Она торжественно выкладывает на стол нарядный пакет.
— Что это?
— Погляди!
Лена вынимает из пакета мобильник в кожаном дорогом чехле — дарить так дарить!
— Ой, мамка, мамочка! — Она бросается на шею матери. — Я так мечтала! — Прижав мобильник к уху, Лена смешно передразнивает рекламу — «хеллоу, мотто», — и звонко смеется.
5
Я, наверно, неправ, я ошибся,
Я ослеп, я лишился ума.
Белой женщиной мертвой из гипса
Наземь падает навзничь зима…
Во льду река и мерзлый тальник,
А поперек, на голый лед,
Как зеркало на подзеркальник,
Поставлен черный небосвод…
— Почитай еще, — просит Лена. — Сколько ты знаешь стихов!
Тогда я понял, почему
Она во время снегопада,
Снежинками пронзая тьму,
Заглядывала в дом из сада…
Такого Диму она не знала. Дима — умница, Дима — философ, Дима — спорщик, но Дима — поэт?
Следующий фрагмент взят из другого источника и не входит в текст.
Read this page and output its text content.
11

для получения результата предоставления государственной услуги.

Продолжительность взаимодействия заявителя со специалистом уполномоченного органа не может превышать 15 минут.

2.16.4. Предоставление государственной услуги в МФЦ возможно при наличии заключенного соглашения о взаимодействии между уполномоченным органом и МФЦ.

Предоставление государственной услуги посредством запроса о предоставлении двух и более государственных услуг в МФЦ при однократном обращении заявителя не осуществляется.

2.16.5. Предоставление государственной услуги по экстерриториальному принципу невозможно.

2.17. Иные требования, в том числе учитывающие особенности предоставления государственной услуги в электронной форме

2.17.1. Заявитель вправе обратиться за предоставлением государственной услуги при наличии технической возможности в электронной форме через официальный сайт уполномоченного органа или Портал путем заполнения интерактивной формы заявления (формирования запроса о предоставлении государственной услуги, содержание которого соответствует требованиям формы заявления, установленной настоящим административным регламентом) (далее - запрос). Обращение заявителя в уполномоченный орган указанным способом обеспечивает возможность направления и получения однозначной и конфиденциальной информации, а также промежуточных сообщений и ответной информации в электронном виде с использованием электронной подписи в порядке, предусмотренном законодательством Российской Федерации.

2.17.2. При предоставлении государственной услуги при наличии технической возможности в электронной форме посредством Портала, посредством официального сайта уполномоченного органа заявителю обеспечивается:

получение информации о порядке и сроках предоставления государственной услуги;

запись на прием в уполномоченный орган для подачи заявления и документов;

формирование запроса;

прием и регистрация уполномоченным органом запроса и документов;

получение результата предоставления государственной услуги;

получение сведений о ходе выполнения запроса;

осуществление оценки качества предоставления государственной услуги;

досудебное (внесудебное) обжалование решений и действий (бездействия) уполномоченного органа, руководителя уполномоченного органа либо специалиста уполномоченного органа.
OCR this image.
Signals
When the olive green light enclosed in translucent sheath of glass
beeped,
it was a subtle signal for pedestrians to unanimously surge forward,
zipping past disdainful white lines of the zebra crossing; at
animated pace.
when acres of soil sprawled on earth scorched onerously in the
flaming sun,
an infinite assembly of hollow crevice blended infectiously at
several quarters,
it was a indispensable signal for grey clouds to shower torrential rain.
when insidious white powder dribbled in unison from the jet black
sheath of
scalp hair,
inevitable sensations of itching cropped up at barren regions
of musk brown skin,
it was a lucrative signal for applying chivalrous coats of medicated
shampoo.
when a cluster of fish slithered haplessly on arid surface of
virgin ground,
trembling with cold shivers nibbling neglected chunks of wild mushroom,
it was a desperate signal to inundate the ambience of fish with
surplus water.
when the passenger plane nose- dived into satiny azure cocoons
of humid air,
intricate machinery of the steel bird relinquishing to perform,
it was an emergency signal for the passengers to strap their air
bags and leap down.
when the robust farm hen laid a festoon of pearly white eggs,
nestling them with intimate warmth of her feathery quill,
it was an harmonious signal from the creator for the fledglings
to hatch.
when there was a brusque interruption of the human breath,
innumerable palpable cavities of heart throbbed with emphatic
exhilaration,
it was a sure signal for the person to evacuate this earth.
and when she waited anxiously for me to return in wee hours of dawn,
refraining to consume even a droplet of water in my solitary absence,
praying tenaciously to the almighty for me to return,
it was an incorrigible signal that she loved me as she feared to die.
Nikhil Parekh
— Это же не мои стихи, — смеется Димка. — Это стихи Пастернака.
— А я была на его могиле. И на даче — теперь там музей.
— Ну да, ты ведь живешь почти рядом. Сходишь туда еще раз, со мной? Сходим вместе?
— Конечно, весной.
Они говорят, говорят и не могут наговориться. Сияет огнями высоченная елка в саду «Эрмитаж». Медленно, лениво, заторможенно падает снег, и про этот снег Дима читает стихи.
— Мы так позорно от всех сбежали.
— Не позорно, а втихаря. В разгар оживленной дискуссии.
— Костя твой не обидится?
— Вот ему я сказал, и он выдал мне ключ.
— Ключ?
— Ага. От квартиры. Как замерзнем, вернемся.
— Мы никогда не замерзнем: всего пять градусов.
— Ну, если устанем или захочется чаю с тортом. Тебе понравились мои друзья?
— Очень. А я и не знала, что ты ходишь в литературный кружок.
— Никто в классе не знает.
— Почему?
Дима на минуту задумывается.
— Есть такое слово — «стесняться». Так вот я — стесняюсь.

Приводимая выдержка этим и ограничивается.